Williams recovered from a very shaky start to lead 4-2 in the opening set but 21 unforced errors proved her downfall.

She composed herself after a short break to close the roof, winning the second set comfortably, and it looked like she might find a way through when she led 3-1 in the decider.

But there were no certainties about Williams here and she was unable to capitalise on a 4-0 lead in the tie-break, with Tan celebrating the best moment of her career.

“I think physically I did pretty good,” said Williams. “I think the last couple of points, I was really suffering there.

Serena Williams celebrates a point in the first set (Aaron Chown/PA)

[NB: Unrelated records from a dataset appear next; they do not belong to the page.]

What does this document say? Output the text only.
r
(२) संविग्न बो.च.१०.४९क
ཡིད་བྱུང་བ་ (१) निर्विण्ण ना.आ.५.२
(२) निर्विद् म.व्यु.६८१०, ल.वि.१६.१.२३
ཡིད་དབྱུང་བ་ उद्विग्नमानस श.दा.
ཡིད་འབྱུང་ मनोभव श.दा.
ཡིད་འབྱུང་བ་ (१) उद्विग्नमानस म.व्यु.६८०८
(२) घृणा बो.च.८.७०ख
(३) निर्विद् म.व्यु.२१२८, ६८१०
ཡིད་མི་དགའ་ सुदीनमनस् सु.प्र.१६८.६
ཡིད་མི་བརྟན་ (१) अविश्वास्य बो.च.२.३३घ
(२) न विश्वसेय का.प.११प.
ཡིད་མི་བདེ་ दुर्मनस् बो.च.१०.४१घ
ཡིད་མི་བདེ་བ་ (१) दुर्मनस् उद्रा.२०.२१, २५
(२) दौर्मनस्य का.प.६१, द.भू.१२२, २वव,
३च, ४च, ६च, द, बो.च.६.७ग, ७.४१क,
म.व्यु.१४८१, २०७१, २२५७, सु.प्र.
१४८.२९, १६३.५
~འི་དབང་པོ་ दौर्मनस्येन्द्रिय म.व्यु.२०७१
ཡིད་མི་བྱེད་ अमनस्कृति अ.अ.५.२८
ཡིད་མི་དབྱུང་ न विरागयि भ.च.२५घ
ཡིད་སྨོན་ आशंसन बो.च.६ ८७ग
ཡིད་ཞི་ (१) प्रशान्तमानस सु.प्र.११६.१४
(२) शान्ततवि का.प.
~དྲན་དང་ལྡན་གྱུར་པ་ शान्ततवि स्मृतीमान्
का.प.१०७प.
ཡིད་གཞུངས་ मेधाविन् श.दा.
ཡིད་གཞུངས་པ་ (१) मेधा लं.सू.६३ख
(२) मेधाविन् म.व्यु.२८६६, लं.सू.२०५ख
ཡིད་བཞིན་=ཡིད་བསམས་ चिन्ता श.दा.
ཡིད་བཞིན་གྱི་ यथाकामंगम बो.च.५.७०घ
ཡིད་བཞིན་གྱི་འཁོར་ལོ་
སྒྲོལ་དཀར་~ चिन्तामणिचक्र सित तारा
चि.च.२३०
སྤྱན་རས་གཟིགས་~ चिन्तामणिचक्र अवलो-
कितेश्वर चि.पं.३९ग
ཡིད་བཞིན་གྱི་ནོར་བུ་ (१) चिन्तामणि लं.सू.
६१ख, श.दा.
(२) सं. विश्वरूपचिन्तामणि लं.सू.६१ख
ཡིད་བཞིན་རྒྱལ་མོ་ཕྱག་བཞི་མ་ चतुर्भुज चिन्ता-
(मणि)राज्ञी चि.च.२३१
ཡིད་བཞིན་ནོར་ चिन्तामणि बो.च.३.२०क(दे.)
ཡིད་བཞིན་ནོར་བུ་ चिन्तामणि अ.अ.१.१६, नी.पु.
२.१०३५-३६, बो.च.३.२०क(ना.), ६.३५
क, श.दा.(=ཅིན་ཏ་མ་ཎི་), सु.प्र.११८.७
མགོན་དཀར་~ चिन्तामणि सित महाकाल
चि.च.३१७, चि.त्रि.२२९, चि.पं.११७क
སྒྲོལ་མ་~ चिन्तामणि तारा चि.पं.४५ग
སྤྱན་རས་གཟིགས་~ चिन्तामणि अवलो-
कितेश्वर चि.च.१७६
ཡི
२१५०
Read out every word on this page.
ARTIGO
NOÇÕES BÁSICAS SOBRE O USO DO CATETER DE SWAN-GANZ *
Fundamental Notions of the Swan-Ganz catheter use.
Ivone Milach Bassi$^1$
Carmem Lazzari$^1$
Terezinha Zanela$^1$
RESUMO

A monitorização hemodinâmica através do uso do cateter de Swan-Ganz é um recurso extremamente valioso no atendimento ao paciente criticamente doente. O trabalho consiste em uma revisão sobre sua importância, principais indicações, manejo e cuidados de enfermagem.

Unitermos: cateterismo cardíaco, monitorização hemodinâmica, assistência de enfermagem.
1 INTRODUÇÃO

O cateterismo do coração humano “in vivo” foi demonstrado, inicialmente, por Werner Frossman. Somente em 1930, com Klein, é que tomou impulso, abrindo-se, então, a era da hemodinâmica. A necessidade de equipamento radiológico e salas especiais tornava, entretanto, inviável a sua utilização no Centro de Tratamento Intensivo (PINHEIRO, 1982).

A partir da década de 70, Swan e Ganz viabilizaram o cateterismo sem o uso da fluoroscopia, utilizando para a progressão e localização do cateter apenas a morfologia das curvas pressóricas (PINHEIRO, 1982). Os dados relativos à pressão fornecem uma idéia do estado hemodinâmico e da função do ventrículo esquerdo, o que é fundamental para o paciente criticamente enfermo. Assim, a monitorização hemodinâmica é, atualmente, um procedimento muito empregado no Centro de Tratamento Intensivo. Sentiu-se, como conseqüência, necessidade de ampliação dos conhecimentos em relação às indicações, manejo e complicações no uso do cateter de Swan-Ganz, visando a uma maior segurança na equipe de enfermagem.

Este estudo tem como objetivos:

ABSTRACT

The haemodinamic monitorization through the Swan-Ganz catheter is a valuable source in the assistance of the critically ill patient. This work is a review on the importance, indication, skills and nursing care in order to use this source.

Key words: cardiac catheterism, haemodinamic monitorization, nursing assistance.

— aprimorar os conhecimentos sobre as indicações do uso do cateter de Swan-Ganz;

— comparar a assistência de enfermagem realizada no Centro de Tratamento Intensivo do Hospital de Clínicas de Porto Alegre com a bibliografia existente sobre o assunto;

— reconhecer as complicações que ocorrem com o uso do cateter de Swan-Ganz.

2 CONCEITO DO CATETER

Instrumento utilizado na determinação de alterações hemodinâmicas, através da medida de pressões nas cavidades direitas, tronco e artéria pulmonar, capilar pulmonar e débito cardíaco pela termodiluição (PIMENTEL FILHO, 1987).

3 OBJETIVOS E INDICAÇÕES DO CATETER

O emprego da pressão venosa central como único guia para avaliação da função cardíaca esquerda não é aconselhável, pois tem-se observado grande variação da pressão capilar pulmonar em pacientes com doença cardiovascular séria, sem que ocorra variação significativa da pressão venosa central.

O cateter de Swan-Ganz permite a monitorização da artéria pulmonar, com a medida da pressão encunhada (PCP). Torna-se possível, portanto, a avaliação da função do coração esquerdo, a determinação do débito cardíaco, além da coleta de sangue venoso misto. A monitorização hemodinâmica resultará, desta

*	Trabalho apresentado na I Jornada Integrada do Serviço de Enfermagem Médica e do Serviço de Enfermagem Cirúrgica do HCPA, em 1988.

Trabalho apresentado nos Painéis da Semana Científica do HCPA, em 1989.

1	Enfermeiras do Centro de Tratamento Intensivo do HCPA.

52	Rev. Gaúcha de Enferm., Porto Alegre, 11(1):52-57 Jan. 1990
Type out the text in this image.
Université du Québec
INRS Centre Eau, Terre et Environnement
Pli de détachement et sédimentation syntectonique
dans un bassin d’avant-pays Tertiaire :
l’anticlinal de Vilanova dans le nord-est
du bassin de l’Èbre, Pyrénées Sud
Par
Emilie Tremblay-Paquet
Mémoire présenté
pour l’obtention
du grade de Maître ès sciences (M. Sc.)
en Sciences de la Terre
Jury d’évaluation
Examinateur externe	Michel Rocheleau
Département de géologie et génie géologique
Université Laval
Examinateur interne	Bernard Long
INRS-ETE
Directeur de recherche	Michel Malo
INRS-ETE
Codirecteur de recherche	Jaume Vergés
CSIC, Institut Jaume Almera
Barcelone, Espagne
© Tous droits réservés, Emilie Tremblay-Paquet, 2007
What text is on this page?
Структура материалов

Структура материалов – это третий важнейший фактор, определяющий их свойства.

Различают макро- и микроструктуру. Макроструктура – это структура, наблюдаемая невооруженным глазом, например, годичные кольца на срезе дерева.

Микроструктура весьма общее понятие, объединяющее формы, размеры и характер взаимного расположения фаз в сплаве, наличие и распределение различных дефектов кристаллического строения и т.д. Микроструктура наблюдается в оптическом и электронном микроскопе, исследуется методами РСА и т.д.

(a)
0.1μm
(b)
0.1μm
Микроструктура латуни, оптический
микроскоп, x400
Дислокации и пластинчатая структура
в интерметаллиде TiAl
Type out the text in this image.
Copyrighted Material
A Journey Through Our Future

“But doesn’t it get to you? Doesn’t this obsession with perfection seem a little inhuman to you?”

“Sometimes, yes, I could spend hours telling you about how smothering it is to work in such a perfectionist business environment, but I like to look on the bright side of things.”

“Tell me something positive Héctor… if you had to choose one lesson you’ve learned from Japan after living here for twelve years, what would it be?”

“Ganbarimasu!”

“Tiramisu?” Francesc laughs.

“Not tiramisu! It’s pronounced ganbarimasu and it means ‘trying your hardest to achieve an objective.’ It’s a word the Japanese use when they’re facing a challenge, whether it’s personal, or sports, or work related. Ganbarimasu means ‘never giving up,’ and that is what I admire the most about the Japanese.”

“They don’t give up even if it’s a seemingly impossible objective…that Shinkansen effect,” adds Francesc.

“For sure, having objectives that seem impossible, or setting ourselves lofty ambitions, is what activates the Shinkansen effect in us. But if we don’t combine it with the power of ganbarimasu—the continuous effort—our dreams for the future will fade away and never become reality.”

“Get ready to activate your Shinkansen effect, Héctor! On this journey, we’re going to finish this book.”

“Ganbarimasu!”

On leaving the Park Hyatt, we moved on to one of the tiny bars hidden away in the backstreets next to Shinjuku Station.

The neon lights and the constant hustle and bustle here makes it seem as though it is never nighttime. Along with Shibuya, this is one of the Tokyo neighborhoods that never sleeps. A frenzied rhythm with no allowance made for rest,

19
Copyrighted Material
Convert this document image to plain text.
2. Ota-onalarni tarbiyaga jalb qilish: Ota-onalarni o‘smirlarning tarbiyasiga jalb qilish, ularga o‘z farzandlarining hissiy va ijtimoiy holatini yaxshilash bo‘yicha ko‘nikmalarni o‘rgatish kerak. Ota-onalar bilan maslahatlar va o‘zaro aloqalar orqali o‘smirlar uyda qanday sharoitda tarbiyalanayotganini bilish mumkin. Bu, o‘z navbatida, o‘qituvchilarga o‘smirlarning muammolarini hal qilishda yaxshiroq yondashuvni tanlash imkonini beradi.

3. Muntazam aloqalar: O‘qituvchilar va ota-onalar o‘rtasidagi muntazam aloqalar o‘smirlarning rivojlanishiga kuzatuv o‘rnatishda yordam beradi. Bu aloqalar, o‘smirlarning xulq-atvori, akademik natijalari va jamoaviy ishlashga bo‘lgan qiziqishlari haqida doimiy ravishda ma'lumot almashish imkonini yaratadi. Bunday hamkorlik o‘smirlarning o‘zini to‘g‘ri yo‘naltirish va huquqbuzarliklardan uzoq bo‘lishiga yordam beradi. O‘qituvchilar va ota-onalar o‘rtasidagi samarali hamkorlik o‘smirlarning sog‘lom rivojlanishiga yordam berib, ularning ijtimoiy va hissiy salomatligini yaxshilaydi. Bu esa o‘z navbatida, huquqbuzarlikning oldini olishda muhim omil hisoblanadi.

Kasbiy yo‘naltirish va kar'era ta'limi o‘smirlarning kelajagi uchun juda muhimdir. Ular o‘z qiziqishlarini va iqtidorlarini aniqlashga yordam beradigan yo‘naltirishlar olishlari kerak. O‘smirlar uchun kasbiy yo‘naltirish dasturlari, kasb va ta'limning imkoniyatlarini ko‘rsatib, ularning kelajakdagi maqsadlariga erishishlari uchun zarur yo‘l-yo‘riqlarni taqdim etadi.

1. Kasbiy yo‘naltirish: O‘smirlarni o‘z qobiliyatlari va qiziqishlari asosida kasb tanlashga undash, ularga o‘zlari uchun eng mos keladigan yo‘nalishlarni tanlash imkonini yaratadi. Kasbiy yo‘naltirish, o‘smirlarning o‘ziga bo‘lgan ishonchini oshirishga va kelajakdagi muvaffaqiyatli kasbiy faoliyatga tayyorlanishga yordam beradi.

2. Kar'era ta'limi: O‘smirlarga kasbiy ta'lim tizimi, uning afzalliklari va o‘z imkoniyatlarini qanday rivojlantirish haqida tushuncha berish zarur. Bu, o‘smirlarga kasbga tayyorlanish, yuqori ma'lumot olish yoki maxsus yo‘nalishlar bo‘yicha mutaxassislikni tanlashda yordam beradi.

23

“But I feel like in just those key points, winning some of those points, is always something mentally that you kind of need. I did pretty good on maybe one or two of them, but obviously not enough.”

It has been clear for several years that Williams cannot simply turn up and win grand slams now but, with varied business commitments and a young daughter, she has a lot going on in her life besides tennis.

The US Open begins in two months, and Williams gave a positive indication that she will be at Flushing Meadows in August.

“It definitely makes me want to hit the practice courts,” she said. “I feel that it’s actually kind of like, ‘OK, Serena, you can do this if you want’.

“When you’re at home, especially in New York, and the US Open, that being the first place I’ve won a grand slam, is something that’s always super special. There’s definitely lots of motivation to get better and to play at home.”

Williams would surely not have come to the All England Club if she did not believe a record-equalling 24th grand slam title was still a possibility.

Asked if she could be satisfied with Tuesday’s loss being her final Wimbledon memory, she said: “Obviously not. You know me. Definitely not.

“But today I gave all I could do. Maybe tomorrow I could have given more. Maybe a week ago I could have given more. But today was what I could do. At some point, you have to be able to be OK with that.”